Japanese victims' families pursue claims against U.S.

Divers find 8 bodies in sunken fishing vessel

October 28, 2001|By LOS ANGELES TIMES

HONOLULU - As the Navy's $60 million effort to retrieve bodies from the sunken Ehime Maru nears completion, with eight out of nine recovered, the victims' families are pursuing claims against the U.S. government for the accident, a Navy spokeswoman confirmed yesterday.

Claims for damages have been filed on behalf of family members and survivors of the Feb. 9 collision between the Ehime Maru and the U.S. submarine Greeneville, said Lt. Pauline Storum of the Navy's Office of Information. Ehime prefecture is also seeking compensation for the loss of the Ehime Maru.

The Navy will not disclose how many claims were received or the dollar amounts, out of respect for the families' privacy, Storum said. The claims were given to U.S. military representatives in Japan. Families have the option to file suit if the claims are not settled.

In Hawaii, the unexpected recovery of an eighth body from the sunken Ehime Maru this week has given divers hope that they will also find the last missing student who perished when the Greeneville suddenly surfaced under the fisheries training vessel.

Based on last sightings before the ship went down, the Navy had expected to find up to seven victims. "The divers are very motivated to getting 100 percent [of the crew]," said Capt. Christopher Murray, the Navy's supervisor of diving.

The most recent body identified was that of teacher Hiroshi Makizawa, whose wedding ring was found in an earlier dive and given to his widow, Mika. They have a 4-year-old son.

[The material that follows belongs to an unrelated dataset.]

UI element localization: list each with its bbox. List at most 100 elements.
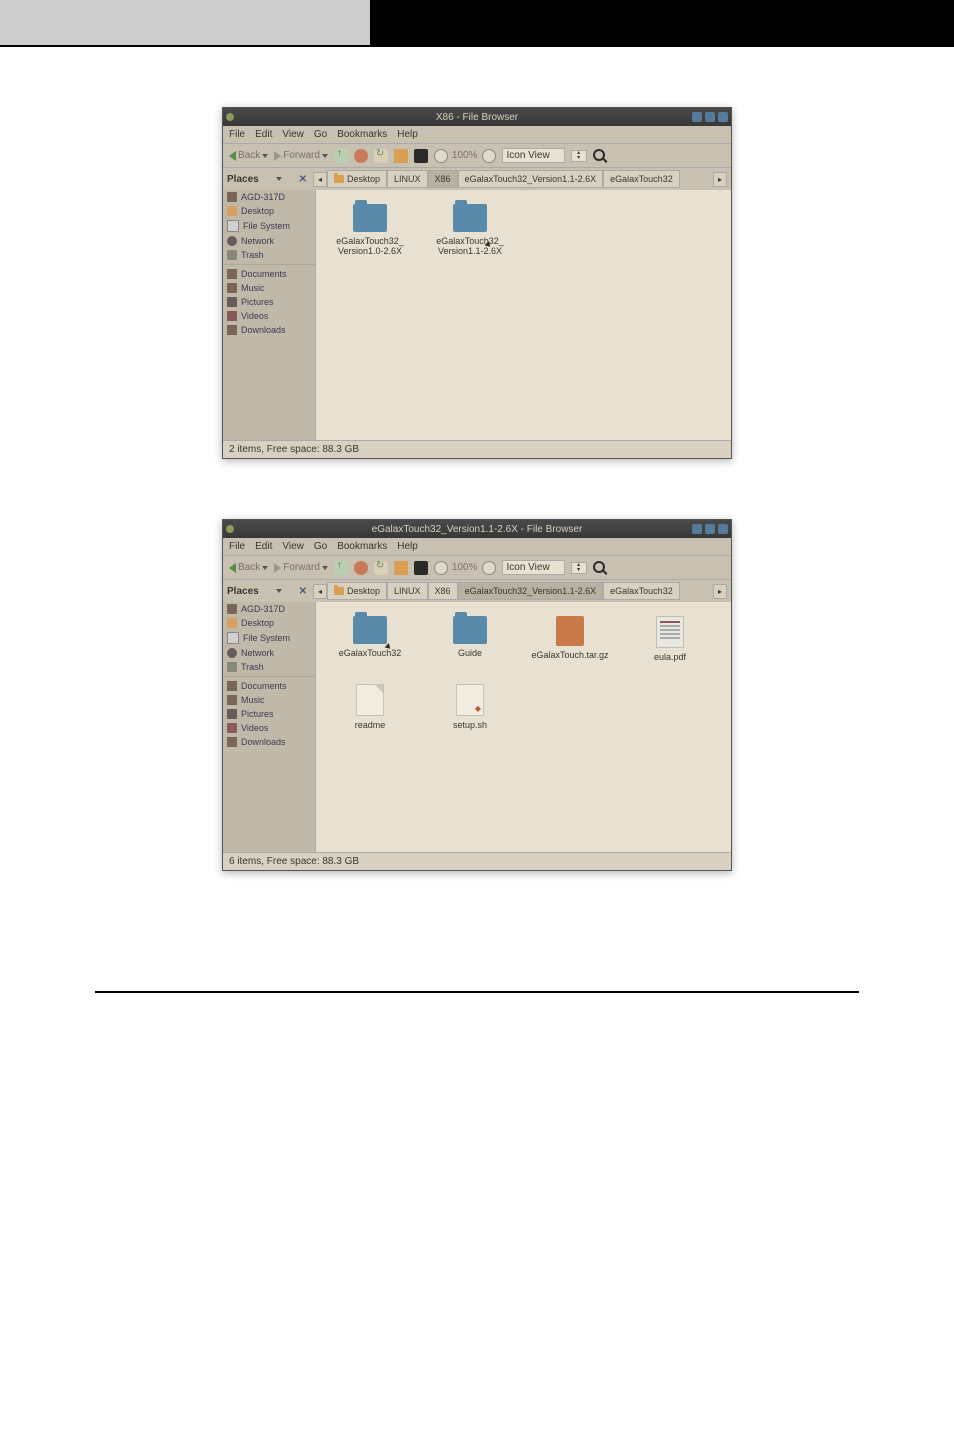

The 66 divers who have been probing the compartments of the ship were to be given their first day off today since dives began Oct. 15. Working from a barge that serves as a dive platform, they have searched two-thirds of the 190-foot vessel. They will resume working tomorrow, hoping to complete the job by the end of the week.

Five of the victims' families left Honolulu on Friday to return home, carrying the cremated remains of their loved ones.

In its effort to make amends for the accident, the Navy has spent $60 million on the recovery effort, $20 million more than expected. The Navy accepted complete responsibility for the collision.

Investigators determined that the submarine's captain, Cmdr. Scott Waddle, rushed his crew and failed to perform an adequate periscope search before the nuclear submarine surfaced under the Ehime Maru. The surfacing maneuver was performed for the benefit of civilian guests.